Staff / Joe Livingston
From left, Don Dunlap and Dr. Sheila Maxwell go over items and agendas in forming a Henry County Boys & Girls Club.
A grassroots effort to create a Boys & Girls Club in Henry County has marked a deadline of June 1, 2013 to start its own branch of the youth organization in Stockbridge.

With the passion of those leading the effort, support from the community and the need for a place for youth to flourish and learn, it might not even take that long. A dozen members of the community from all sectors — faith, business, education, government — have formed a steering committee to get the idea off the ground.

Sheila Maxwell, who is the vice president of the Parent Teacher Organization at Red Oak Elementary in Stockbridge, said the concept began for her about five months ago. Ronnie Jenkins, the Boys & Girls Club of America service director spoke at Crosswalk Ministries USA, a faith-based organization focused on youth.

A light bulb went off in the heads of executive director Gina Moore and Maxwell.

Don Dunlap, who is a teacher at Henry County’s alternative school — Patrick Henry Academy — jumped in later.

It was agreed upon that a Boys & Girls Club, with its name recognition and proven success, would be the goal, rather than trying to start up a countywide organization from scratch. Each community branch of Boys & Girls Club caters to the needs of the youth in the community.

“It’s not cookie cutter,” Maxwell said. Dunlap said youth in Henry County are interested in the music industry, whether it’s performance or production.

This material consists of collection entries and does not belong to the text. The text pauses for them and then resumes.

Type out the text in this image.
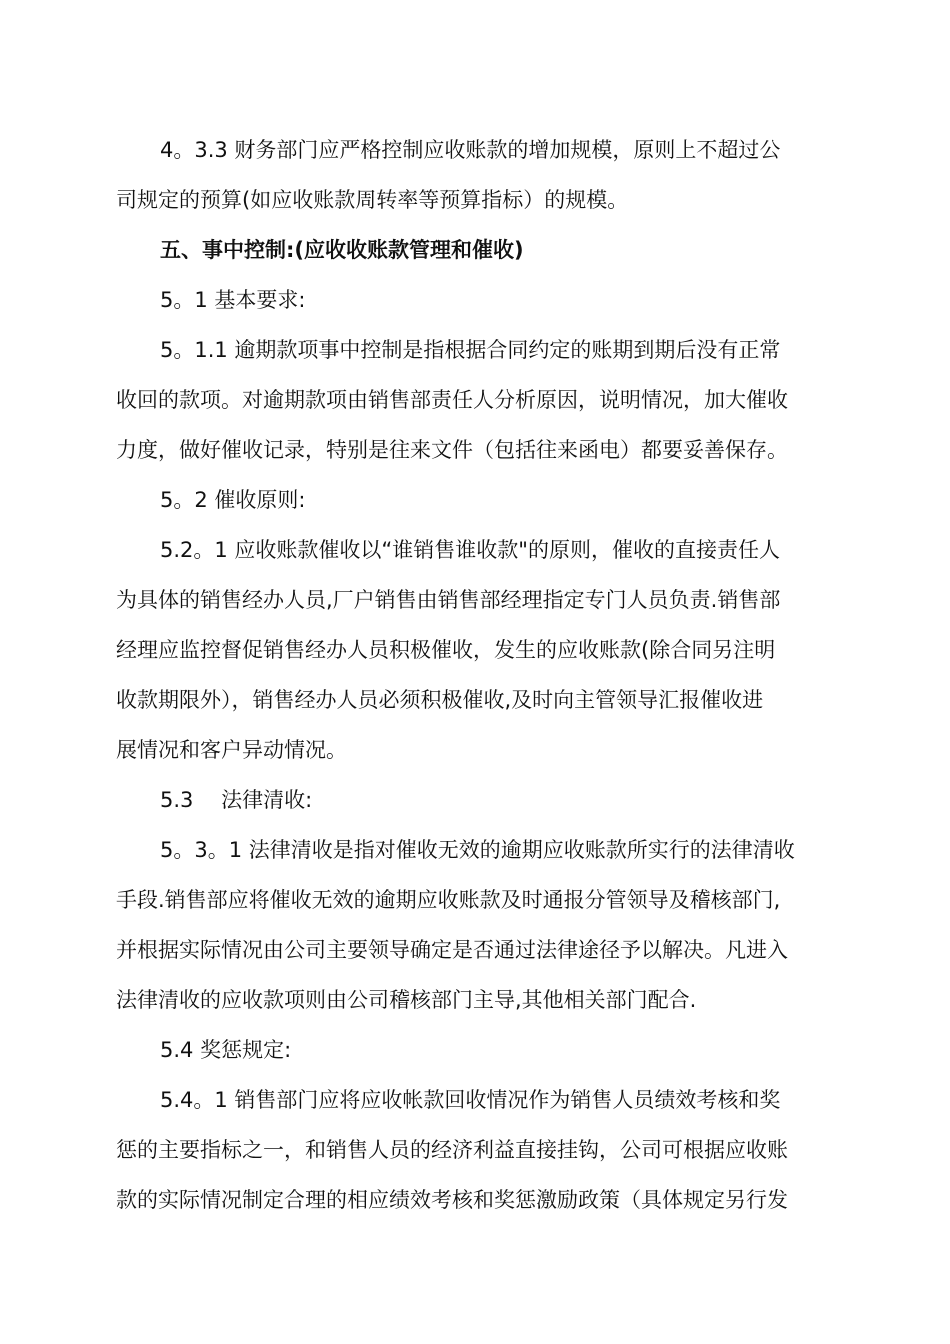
4。3.3 财务部门应严格控制应收账款的增加规模，原则上不超过公
司规定的预算(如应收账款周转率等预算指标）的规模。
五、事中控制:(应收收账款管理和催收)
5。1 基本要求:
5。1.1 逾期款项事中控制是指根据合同约定的账期到期后没有正常
收回的款项。对逾期款项由销售部责任人分析原因，说明情况，加大催收
力度，做好催收记录，特别是往来文件（包括往来函电）都要妥善保存。
5。2 催收原则:
5.2。1 应收账款催收以“谁销售谁收款"的原则，催收的直接责任人
为具体的销售经办人员,厂户销售由销售部经理指定专门人员负责.销售部
经理应监控督促销售经办人员积极催收，发生的应收账款(除合同另注明
收款期限外），销售经办人员必须积极催收,及时向主管领导汇报催收进
展情况和客户异动情况。
5.3　 法律清收:
5。3。1 法律清收是指对催收无效的逾期应收账款所实行的法律清收
手段.销售部应将催收无效的逾期应收账款及时通报分管领导及稽核部门,
并根据实际情况由公司主要领导确定是否通过法律途径予以解决。凡进入
法律清收的应收款项则由公司稽核部门主导,其他相关部门配合.
5.4 奖惩规定:
5.4。1 销售部门应将应收帐款回收情况作为销售人员绩效考核和奖
惩的主要指标之一，和销售人员的经济利益直接挂钩，公司可根据应收账
款的实际情况制定合理的相应绩效考核和奖惩激励政策（具体规定另行发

“This is the backyard of Atlanta, which offers some incredible opportunities,” he said of Henry County. “We’d be giving them the skill set for real post-secondary opportunities.”

While the club would give youth a large-scale goal of learning a specific trade, other skills would be taught alongside it, such as character education, etiquette, critical thinking and job acquisition. On top of that, it would be an encouragement for the youth to stay in school.

Currently, the steering committee is diligently laying the groundwork — creating bylaws, looking for members for the board of directors, forming policies and procedures — while also looking for a physical location for the club. Dunlap and Maxwell said Stockbridge city council is considering letting them use the fire precinct on North Henry Boulevard.

After that comes support from the community, which Dunlap said includes time, talent and treasure. Spreading the word, volunteering their skills and supporting financially are key contributions the effort needs.

The group wants to start the club in Stockbridge.